WANTED: One Richmond wine store, preferably quirky, independent, creative, lightly lit, seductive, wooden floor boards optional. Must have international experience, ability to have French speaking female staff desirable, varied stock rotation a plus, and at least one Grand Cru Burgundy somewhere in the shop Apply Here. I moved, I’m now connected to the ‘internets’ once more, and have returned. There is only one problem Bearded Wine Man (BWM) is gone, and so has his shop, it’s not so much that I don’t want to go back, it’s that I can’t. I’m further south, the beards are neater, the trimming tauter, the bikes for the most part have gears, and are shinny, women have makeup on, and your ripped skinny jeans make you look like you just couldn’t afford a new pair at Dimmey’s. I launched an expedition to BWM’s sister shop up north, with each pedal stroke I felt I was returning to the motherland, to the warm bosom of men wearing hats, and ladies with pixie cuts, tofu burgers, and vegan special’s nights.

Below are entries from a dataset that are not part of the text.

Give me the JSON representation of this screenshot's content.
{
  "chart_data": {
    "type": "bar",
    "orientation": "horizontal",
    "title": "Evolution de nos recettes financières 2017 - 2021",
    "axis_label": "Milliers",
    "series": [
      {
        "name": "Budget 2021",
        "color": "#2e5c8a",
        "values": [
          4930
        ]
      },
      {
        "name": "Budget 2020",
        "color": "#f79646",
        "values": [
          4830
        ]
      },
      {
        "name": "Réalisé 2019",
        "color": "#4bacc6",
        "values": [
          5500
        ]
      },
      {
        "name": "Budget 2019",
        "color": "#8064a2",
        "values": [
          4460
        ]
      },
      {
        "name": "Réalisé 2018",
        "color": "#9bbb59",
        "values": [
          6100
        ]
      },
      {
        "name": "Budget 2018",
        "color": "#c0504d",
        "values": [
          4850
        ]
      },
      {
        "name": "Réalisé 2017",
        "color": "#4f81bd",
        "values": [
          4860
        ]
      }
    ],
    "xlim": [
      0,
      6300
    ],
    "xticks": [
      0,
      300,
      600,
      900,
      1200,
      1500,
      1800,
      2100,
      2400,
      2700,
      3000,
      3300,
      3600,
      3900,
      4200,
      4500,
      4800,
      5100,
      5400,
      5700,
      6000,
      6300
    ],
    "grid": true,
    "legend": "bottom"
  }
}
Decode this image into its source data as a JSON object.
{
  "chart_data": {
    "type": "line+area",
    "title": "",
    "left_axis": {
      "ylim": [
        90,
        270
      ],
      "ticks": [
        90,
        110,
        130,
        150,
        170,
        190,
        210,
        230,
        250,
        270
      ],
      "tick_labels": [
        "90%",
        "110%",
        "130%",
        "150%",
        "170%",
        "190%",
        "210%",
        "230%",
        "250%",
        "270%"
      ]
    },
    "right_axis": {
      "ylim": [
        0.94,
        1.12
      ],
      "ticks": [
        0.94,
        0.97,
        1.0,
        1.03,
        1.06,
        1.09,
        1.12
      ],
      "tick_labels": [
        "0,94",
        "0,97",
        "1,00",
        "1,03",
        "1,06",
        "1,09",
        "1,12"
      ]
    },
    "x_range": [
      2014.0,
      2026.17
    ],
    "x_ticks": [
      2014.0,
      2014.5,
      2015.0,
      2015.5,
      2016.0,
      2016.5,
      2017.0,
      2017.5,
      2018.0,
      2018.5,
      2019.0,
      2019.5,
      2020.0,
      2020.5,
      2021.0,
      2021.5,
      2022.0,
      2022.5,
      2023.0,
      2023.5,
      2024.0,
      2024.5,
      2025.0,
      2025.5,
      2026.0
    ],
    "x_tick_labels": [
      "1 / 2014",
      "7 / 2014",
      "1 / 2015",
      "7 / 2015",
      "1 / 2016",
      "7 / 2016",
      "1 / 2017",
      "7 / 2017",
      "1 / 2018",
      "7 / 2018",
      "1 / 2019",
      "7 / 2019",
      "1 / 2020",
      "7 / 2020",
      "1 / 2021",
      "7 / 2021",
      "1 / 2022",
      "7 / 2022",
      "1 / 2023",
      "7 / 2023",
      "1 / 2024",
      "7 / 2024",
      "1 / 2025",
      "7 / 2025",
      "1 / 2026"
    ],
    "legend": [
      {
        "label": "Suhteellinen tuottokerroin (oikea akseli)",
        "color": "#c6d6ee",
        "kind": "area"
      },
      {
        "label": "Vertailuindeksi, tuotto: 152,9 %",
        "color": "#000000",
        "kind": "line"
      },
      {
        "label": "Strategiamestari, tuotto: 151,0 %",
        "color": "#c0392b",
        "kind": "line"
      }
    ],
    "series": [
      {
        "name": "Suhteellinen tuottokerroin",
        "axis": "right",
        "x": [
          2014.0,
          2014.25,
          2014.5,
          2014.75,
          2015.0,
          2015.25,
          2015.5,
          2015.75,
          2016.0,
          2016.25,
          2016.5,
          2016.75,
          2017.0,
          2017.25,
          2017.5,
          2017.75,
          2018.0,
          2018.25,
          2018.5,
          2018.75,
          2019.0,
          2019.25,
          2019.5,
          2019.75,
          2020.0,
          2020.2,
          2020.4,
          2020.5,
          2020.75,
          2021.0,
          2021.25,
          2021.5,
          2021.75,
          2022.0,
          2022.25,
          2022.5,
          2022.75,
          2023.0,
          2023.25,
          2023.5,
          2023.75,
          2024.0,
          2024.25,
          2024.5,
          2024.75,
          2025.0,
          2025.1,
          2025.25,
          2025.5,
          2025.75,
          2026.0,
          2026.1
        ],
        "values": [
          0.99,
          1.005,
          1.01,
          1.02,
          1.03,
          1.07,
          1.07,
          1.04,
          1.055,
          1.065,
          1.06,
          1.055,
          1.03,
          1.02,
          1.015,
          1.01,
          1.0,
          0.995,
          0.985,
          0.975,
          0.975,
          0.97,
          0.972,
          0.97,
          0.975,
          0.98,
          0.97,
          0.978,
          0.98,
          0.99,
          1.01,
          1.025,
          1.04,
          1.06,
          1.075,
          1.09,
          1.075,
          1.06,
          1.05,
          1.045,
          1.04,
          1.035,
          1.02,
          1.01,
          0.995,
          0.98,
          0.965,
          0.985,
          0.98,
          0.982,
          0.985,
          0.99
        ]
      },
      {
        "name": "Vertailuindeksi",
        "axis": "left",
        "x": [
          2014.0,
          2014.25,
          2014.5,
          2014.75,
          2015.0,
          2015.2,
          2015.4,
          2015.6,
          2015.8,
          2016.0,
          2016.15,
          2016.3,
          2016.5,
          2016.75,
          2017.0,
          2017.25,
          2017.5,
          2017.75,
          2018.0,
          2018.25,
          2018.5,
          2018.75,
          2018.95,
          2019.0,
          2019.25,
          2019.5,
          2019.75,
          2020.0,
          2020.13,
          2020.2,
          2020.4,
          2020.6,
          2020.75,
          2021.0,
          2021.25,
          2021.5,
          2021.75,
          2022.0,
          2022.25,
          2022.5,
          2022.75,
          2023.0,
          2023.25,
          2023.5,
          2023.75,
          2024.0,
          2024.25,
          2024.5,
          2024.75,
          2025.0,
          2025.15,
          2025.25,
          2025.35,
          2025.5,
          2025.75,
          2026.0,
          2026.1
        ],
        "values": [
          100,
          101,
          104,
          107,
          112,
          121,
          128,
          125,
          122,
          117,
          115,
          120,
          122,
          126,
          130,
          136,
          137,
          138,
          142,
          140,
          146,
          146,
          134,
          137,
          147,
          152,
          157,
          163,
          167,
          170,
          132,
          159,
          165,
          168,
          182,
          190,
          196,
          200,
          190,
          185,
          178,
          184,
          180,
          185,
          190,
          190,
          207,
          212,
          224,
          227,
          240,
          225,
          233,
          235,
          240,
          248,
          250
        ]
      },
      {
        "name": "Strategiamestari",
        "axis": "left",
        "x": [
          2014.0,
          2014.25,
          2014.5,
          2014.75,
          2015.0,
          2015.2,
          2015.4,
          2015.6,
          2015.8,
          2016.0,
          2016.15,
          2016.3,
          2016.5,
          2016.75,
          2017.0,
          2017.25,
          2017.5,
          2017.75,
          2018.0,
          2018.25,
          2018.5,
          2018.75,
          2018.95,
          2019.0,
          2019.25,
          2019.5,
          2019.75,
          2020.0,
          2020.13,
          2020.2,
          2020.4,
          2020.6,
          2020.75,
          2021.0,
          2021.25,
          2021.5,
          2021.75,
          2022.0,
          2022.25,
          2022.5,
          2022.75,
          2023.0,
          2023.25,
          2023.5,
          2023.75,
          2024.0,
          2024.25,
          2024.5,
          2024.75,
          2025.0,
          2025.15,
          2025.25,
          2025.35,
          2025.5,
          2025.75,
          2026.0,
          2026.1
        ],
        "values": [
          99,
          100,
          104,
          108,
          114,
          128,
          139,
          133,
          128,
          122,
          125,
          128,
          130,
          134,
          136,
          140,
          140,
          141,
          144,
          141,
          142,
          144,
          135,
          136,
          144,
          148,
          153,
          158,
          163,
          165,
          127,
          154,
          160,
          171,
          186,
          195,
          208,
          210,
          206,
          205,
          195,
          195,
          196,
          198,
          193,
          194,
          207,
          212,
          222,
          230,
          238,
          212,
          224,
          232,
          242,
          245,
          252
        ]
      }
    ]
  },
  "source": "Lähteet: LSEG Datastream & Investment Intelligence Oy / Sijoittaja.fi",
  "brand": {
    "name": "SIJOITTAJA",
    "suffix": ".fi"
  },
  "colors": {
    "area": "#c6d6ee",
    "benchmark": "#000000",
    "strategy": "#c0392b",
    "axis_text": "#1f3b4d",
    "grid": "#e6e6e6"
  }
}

The familiar is comforting in times of change, but sometimes a change of tack is required, this unfortunately cannot be seen as synonymous with 96% of the Australian wine drinking public. Ever wondered why out of the 5 fridges at your wine store, 1 of them is full of Sauvignon Blanc? Well its mostly due to Pinot Gris losing the good fight to the New Zealand menace, and well let’s not mess about, there are reasons, Sauvignon Blanc was the cheap date. I see it as the push up bra of the wine world, it looks fantastic till you get it home and unwrap it. Pinot Gris is a touch inaccessible to most, you’re going to have to think about things a bit to approach her, not just get a large club.
Quealy ‘Musk Creek’ 2011 Pinot Gris
Quealy, born of T’Gallant Vineyards, or should I say ‘the sale’ of T’Gallant Vineyards, and well let’s face it, if a large, albeit overexcited beverage company comes to you with a blank cheque, you fill the thing out and go forth on your own. And the Quealy’s did just that, they knew all the growers, and knew all the best bits, and went and conquered. Concentrating on Alsatian, Burgundian, and Italian varietals, they have for my mind stayed true to Mornington’s strengths, and I’ll be upfront, I’m a sucker for a single vineyard ‘anything’. This wine just looks classy in the glass, vibrant and clear, she is inviting, the nose presents in the Alsatian Gris style, lifted and clean, initially I had sherbet & confectionary lifts that morphed through to more traditional Australian Gris notes of stone fruits and pear. For me she really is a great introduction to European styles on the nose. Want acid? This has it in spades, not as austere as her Riesling cousins, but not far off. The palate is full and vibrant, she ‘pops’ on the tongue, great mid range depth and punch, the fruit is forward but not weighty. The citrus and lime keeps coming, its clean, its full, it’s exciting, pickup the meanest green Thai curry you can find and she will bat it away. This is one of the more serious, concentrated Australian Gris that I have had in a long time.
With Australian Gris like this hitting the fridge for around the same price as Shaw and Smith Sauvignon Blanc, it may just be time to get out of our heads, and move our hearts over to something new. This is not like going and buying a beverage, your participating in an experience, visiting a terroir, seeing someone else’s vision, not just drinking 0.750 litre’s out of a 65,000 litre thermo tank with fermentation temperature stabilising bromide strips. This is all going to happen one bottle at a time, one fridge at a time, and in the words of a most likely as successful change making campaign, “Yes We Can!”
So, do you come to this fridge often? I’ve been here for a while, are you interested?